Friction-Stir Welding (FSW) is a solid-state joining process (the metal is not melted) that uses a third body tool to join two faying surfaces. Heat is generated between the tool and material which leads to a very soft region near the FSW tool. It then mechanically intermixes the two pieces of metal at the place of the join, then the softened metal (due to the elevated temperature) can be joined using mechanical pressure (which is applied by the tool), much like joining clay, or dough. It is primarily used on aluminium, and most often on extruded aluminum (non-heat treatable alloys), and on structures which need superior weld strength without a post weld heat treatment.
This is how it works:
First warm the two flats by friction
Then move it back and forward to contact them
A constantly rotated non consumable cylindrical-shouldered tool with a profiled nib is transversely fed at a constant rate into a butt joint between two clamped pieces of butted material. The nib is slightly shorter than the weld depth required, with the tool shoulder riding atop the work surface.

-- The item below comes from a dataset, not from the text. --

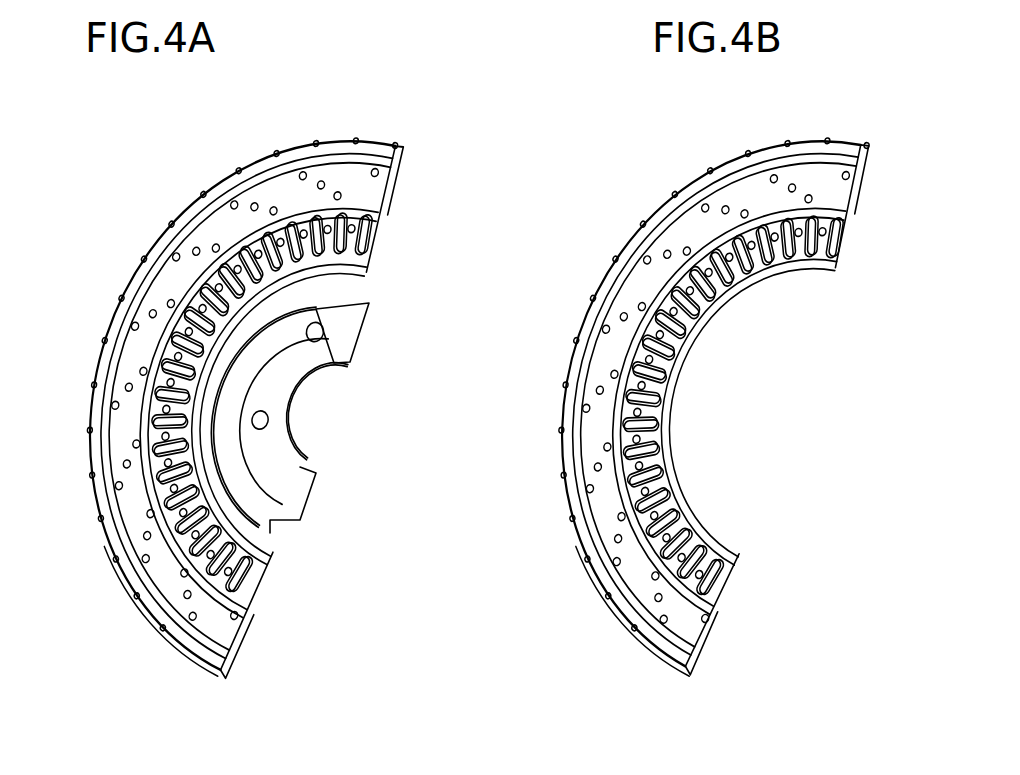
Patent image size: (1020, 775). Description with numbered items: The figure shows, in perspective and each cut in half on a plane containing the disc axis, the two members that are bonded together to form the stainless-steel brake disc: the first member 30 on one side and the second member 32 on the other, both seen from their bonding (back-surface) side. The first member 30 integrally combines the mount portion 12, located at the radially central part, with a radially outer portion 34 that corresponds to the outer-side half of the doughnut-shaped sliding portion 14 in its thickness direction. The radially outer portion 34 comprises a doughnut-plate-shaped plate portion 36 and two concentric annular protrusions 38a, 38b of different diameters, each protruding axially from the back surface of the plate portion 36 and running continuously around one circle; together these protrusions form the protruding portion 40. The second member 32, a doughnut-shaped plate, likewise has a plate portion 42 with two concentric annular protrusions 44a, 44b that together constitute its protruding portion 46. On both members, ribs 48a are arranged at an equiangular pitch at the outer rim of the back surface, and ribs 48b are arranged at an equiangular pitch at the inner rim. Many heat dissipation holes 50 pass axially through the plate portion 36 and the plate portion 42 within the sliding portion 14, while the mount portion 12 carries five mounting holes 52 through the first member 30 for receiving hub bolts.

Frictional heat is generated between the wear-resistant welding components and the work pieces. This heat, along with that generated by the mechanical mixing process and the adiabatic heat within the material, cause the stirred materials to soften without melting. As the pin is moved forward, a special profile on its leading face forces plasticised material to the rear where clamping force assists in a forged consolidation of the weld.
This process of the tool traversing along the weld line in a plasticised tubular shaft of metal results in severe solid state deformation involving dynamic recrystallization of the base material
The solid-state nature of the FSW process, combined with its unusual tool and asymmetric nature, results in a highly characteristic microstructure. The microstructure can be broken up into the following zones:
The stir zone (also nugget, dynamically recrystallised zone) is a region of heavily deformed material that roughly corresponds to the location of the pin during welding. The grains within the stir zone are roughly equiaxed and often an order of magnitude smaller than the grains in the parent material. A unique feature of the stir zone is the common occurrence of several concentric rings which has been referred to as an "onion-ring" structure. The precise origin of these rings has not been firmly established, although variations in particle number density, grain size and texture have all been suggested.
The flow arm zone is on the upper surface of the weld and consists of material that is dragged by the shoulder from the retreating side of the weld, around the rear of the tool, and deposited on the advancing side.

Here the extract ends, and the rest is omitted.